In the wake of the 2016 EU referendum result, a second independence campaign has been deemed “highly likely” to take place within the next few years. It is vital then that the questions which the 2014 campaign could not answer are addressed now, before the second campaign is launched.

This report seeks to take this opportunity to further the currency debate by explaining the concepts required to fully understand the details of the debate as well as laying out the options that an independent Scotland could reasonably face.


―Countries rarely have full control over all aspects of currency management simultaneously.
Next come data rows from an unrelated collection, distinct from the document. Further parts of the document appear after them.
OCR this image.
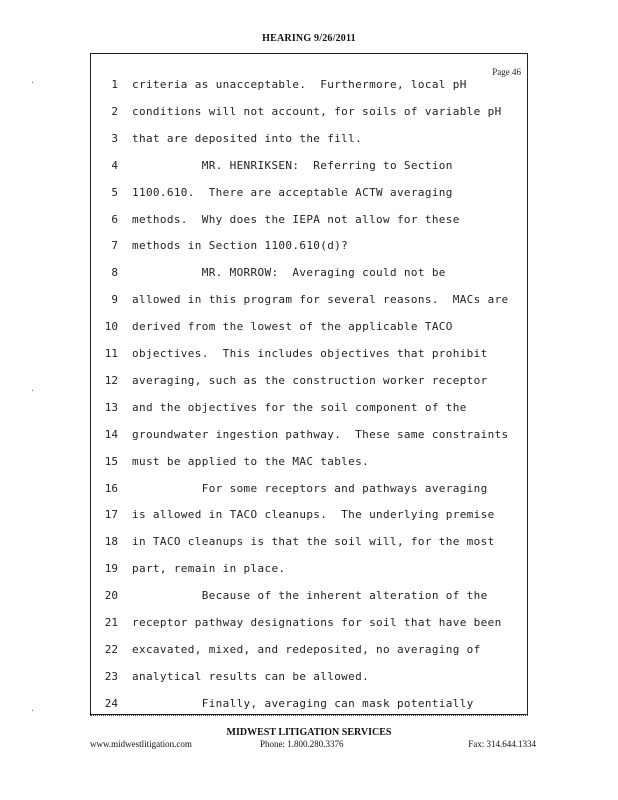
HEARING 9/26/2011
Page 46
1 criteria as unacceptable.  Furthermore, local pH
2 conditions will not account, for soils of variable pH
3 that are deposited into the fill.
4 MR. HENRIKSEN:  Referring to Section
5 1100.610.  There are acceptable ACTW averaging
6 methods.  Why does the IEPA not allow for these
7 methods in Section 1100.610(d)?
8 MR. MORROW:  Averaging could not be
9 allowed in this program for several reasons.  MACs are
10 derived from the lowest of the applicable TACO
11 objectives.  This includes objectives that prohibit
12 averaging, such as the construction worker receptor
13 and the objectives for the soil component of the
14 groundwater ingestion pathway.  These same constraints
15 must be applied to the MAC tables.
16 For some receptors and pathways averaging
17 is allowed in TACO cleanups.  The underlying premise
18 in TACO cleanups is that the soil will, for the most
19 part, remain in place.
20 Because of the inherent alteration of the
21 receptor pathway designations for soil that have been
22 excavated, mixed, and redeposited, no averaging of
23 analytical results can be allowed.
24 Finally, averaging can mask potentially
·
·
·
MIDWEST LITIGATION SERVICES
www.midwestlitigation.com	Phone: 1.800.280.3376	Fax: 314.644.1334
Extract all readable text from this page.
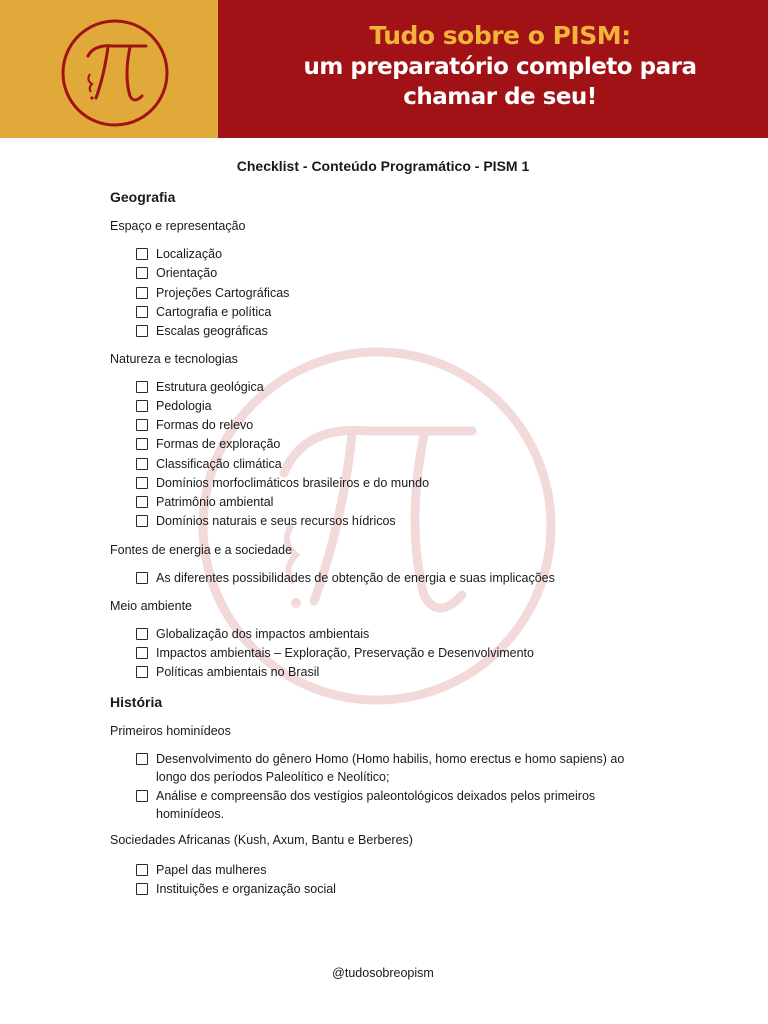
Tudo sobre o PISM:
um preparatório completo para
chamar de seu!
Checklist - Conteúdo Programático - PISM 1
Geografia
Espaço e representação
Localização
Orientação
Projeções Cartográficas
Cartografia e política
Escalas geográficas
Natureza e tecnologias
Estrutura geológica
Pedologia
Formas do relevo
Formas de exploração
Classificação climática
Domínios morfoclimáticos brasileiros e do mundo
Patrimônio ambiental
Domínios naturais e seus recursos hídricos
Fontes de energia e a sociedade
As diferentes possibilidades de obtenção de energia e suas implicações
Meio ambiente
Globalização dos impactos ambientais
Impactos ambientais – Exploração, Preservação e Desenvolvimento
Políticas ambientais no Brasil
História
Primeiros hominídeos
Desenvolvimento do gênero Homo (Homo habilis, homo erectus e homo sapiens) ao longo dos períodos Paleolítico e Neolítico;
Análise e compreensão dos vestígios paleontológicos deixados pelos primeiros hominídeos.
Sociedades Africanas (Kush, Axum, Bantu e Berberes)
Papel das mulheres
Instituições e organização social
@tudosobreopism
Compromises must often be made, though different countries arrive at different solutions to those compromises.

― Setting up a new currency, if an independent Scotland chooses to do so, will involve planning but the steps involved are well understood and opportunities arise for public involvement in some of them, particularly design of new notes and coins.

― Currency options discussed include a formal currency union with either Sterling or the Eurozone; Unilateral use of either currency; or a new Scottish currency, dubbed the £Scot, managed under various options of fixed, flexible or floated pegs.

― Whilst, economically, no single option is likely to be significantly better or worse than any other — merely different — the political weight tends towards the recommendation of a newly independent Scotland adopting an independent £Scot, initially pegged to Sterling but with the option of moving, changing or floating the peg as and when required or desired.